One resident of Bab al-Tabbaneh, who asked to be called only Abu Ahmed, took me on a tour of the neighborhood. He points up to a building where a family, their balcony almost completely destroyed in the clashes, hangs a blanket where their window used to be.

There is a sectarian element here that mirrors the conflict in Syria. Bab al-Tabbaneh is overwhelmingly Sunni, as are the rebels fighting Syrian President Bashar al-Assad; its perennial foes next door in the neighborhood of Jebel Mohsen are Alawites, the same sect to which Assad and much of Syria's ruling elite belong.

Abu Ahmed points to another new feature of his neighborhood, something that’s only just started appearing over the last few months: the black flags of ISIS.

“See this, this flag, that’s ISIS,” he says pointing to a cluster of the flags hanging from balconies above us. “There is no god but God,” he says reading out the white script above the seal of the prophet Muhammad. But he still plays down that apparent links to the civil war across the border, saying the flags have more to do with Lebanon's own internal divisions.

“The flags are ISIS, but the people aren’t from the group, they’re only supporting it,” Abu Ahmed insists, claiming there aren’t any foreign fighters in his neighborhood. He maintains the flags simply show the Sunni population here feels abandoned by their government.

Bab al-Tabbaneh residents Usama and Hussein sit on a railing at the edge of the neighborhood. They say for men like them with families to support there isn't enough work in Tripoli and while they're against extremist groups like the Islamic State, they ca

Bab al-Tabbaneh residents Usama and Hussein sit on a railing at the edge of the neighborhood. They say for men like them with families to support there isn't enough work in Tripoli and while they're against extremist groups like the Islamic State, they can understand why it attracts many of their neighbors desperate to make a living.  

Credit:

Susannah George

“When men don’t have work, they take up guns and cause problems,” Abu Ahmed says. If there were more jobs in Tripoli, people wouldn't need to fight.

Regional analysts say that should be a lesson — not just for Lebanon, but for the entire region.

“This is the problem of Lebanon as a whole,” explains Sahar Atrash, the senior Lebanon analyst with the International Crisis Group. “You have a political class not keen on addressing any of the deep rooted problems. People [in Tripoli] lack basic needs when it comes to education, to services, to health care. For many, being part of armed group is a way to earn a living.” 

Atrash explains that while the root causes of unrest in Tripoli have been known for years, nothing has been done to address them.
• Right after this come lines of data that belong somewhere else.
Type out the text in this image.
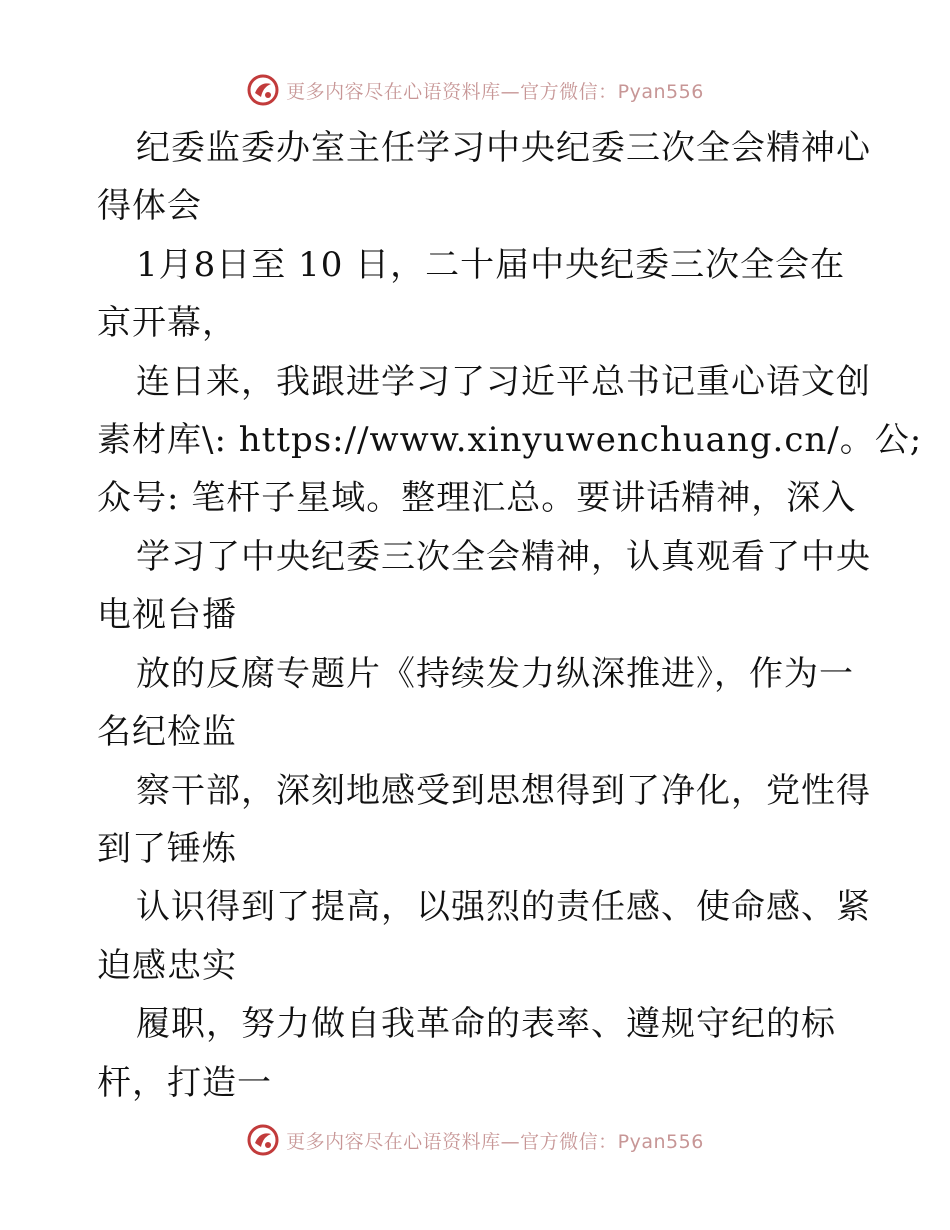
更多内容尽在心语资料库—官方微信：Pyan556
纪委监委办室主任学习中央纪委三次全会精神心
得体会
1月8日至 10 日，二十届中央纪委三次全会在
京开幕，
连日来，我跟进学习了习近平总书记重心语文创
素材库\: https://www.xinyuwenchuang.cn/。公;
众号: 笔杆子星域。整理汇总。要讲话精神，深入
学习了中央纪委三次全会精神，认真观看了中央
电视台播
放的反腐专题片《持续发力纵深推进》，作为一
名纪检监
察干部，深刻地感受到思想得到了净化，党性得
到了锤炼
认识得到了提高，以强烈的责任感、使命感、紧
迫感忠实
履职，努力做自我革命的表率、遵规守纪的标
杆，打造一
更多内容尽在心语资料库—官方微信：Pyan556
Violence there is just repeatedly put on hold by a series of quick-fix ceasefires. 

“What we see is a reaction to the immediate crisis ... without addressing its causes,” Atrash says. And when government crackdowns come, they are are often indiscriminate and fuel tensions, Atrash says. "We are seeing some arrests of terrorists or jihadists, but even the way the Lebanese authorities are dealing with the problem is just exacerbating it.” 

It's a perfect recipe for perpetual conflict.
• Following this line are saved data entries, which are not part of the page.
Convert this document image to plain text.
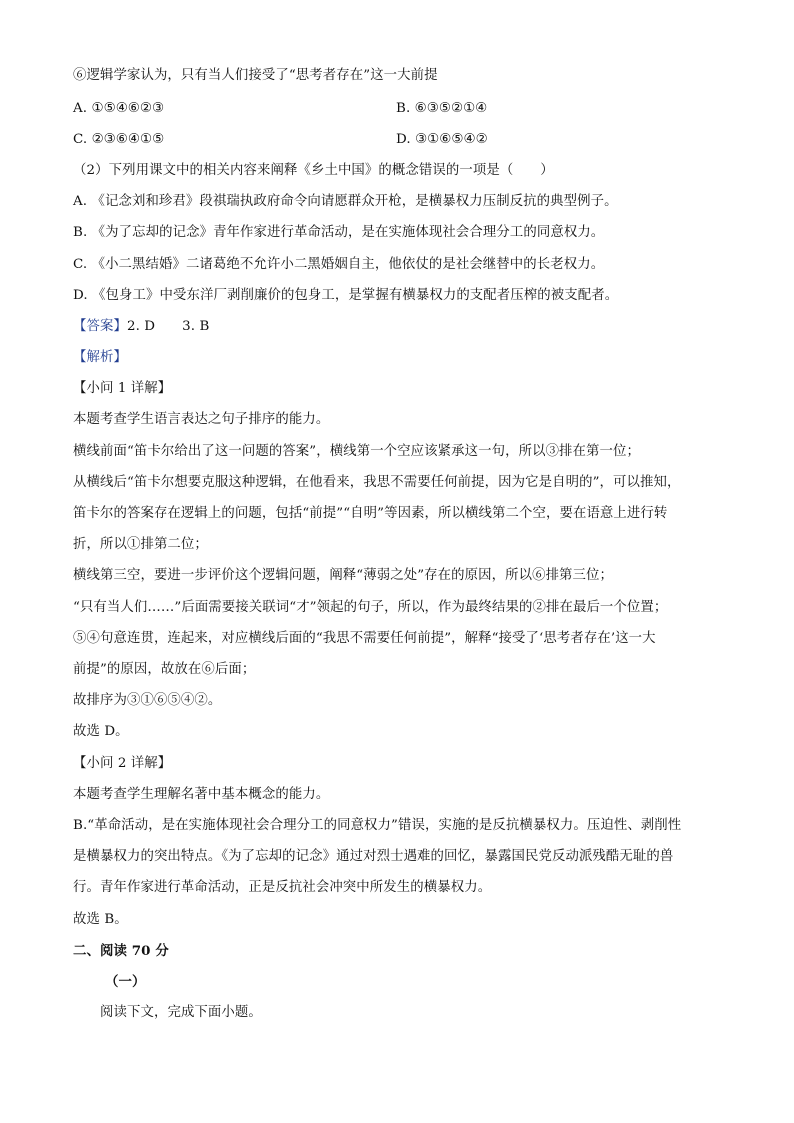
⑥逻辑学家认为，只有当人们接受了“思考者存在”这一大前提
A. ①⑤④⑥②③	B. ⑥③⑤②①④
C. ②③⑥④①⑤	D. ③①⑥⑤④②
（2）下列用课文中的相关内容来阐释《乡土中国》的概念错误的一项是（　　）
A. 《记念刘和珍君》段祺瑞执政府命令向请愿群众开枪，是横暴权力压制反抗的典型例子。
B. 《为了忘却的记念》青年作家进行革命活动，是在实施体现社会合理分工的同意权力。
C. 《小二黑结婚》二诸葛绝不允许小二黑婚姻自主，他依仗的是社会继替中的长老权力。
D. 《包身工》中受东洋厂剥削廉价的包身工，是掌握有横暴权力的支配者压榨的被支配者。
【答案】2. D　　3. B
【解析】
【小问 1 详解】
本题考查学生语言表达之句子排序的能力。
横线前面“笛卡尔给出了这一问题的答案”，横线第一个空应该紧承这一句，所以③排在第一位；
从横线后“笛卡尔想要克服这种逻辑，在他看来，我思不需要任何前提，因为它是自明的”，可以推知，
笛卡尔的答案存在逻辑上的问题，包括“前提”“自明”等因素，所以横线第二个空，要在语意上进行转
折，所以①排第二位；
横线第三空，要进一步评价这个逻辑问题，阐释“薄弱之处”存在的原因，所以⑥排第三位；
“只有当人们……”后面需要接关联词“才”领起的句子，所以，作为最终结果的②排在最后一个位置；
⑤④句意连贯，连起来，对应横线后面的“我思不需要任何前提”，解释“接受了‘思考者存在’这一大
前提”的原因，故放在⑥后面；
故排序为③①⑥⑤④②。
故选 D。
【小问 2 详解】
本题考查学生理解名著中基本概念的能力。
B.“革命活动，是在实施体现社会合理分工的同意权力”错误，实施的是反抗横暴权力。压迫性、剥削性
是横暴权力的突出特点。《为了忘却的记念》通过对烈士遇难的回忆，暴露国民党反动派残酷无耻的兽
行。青年作家进行革命活动，正是反抗社会冲突中所发生的横暴权力。
故选 B。
二、阅读 70 分
（一）
阅读下文，完成下面小题。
On the streets of Bab al-Tabbaneh, many residents agree with Atrash.

“Things now are good now, thankfully,” says one man, who asks that his name not be used. He works in a small repair shop, where today he’s fixing the fender on an old Mercedes. He says he’s glad the clashes have ceased and the military is on the streets, but what he and his family really need is more work and better pay. 

He makes just enough to get by, he says, but not enough to give his children a better future — and ensure they won’t be tempted by groups like ISIS.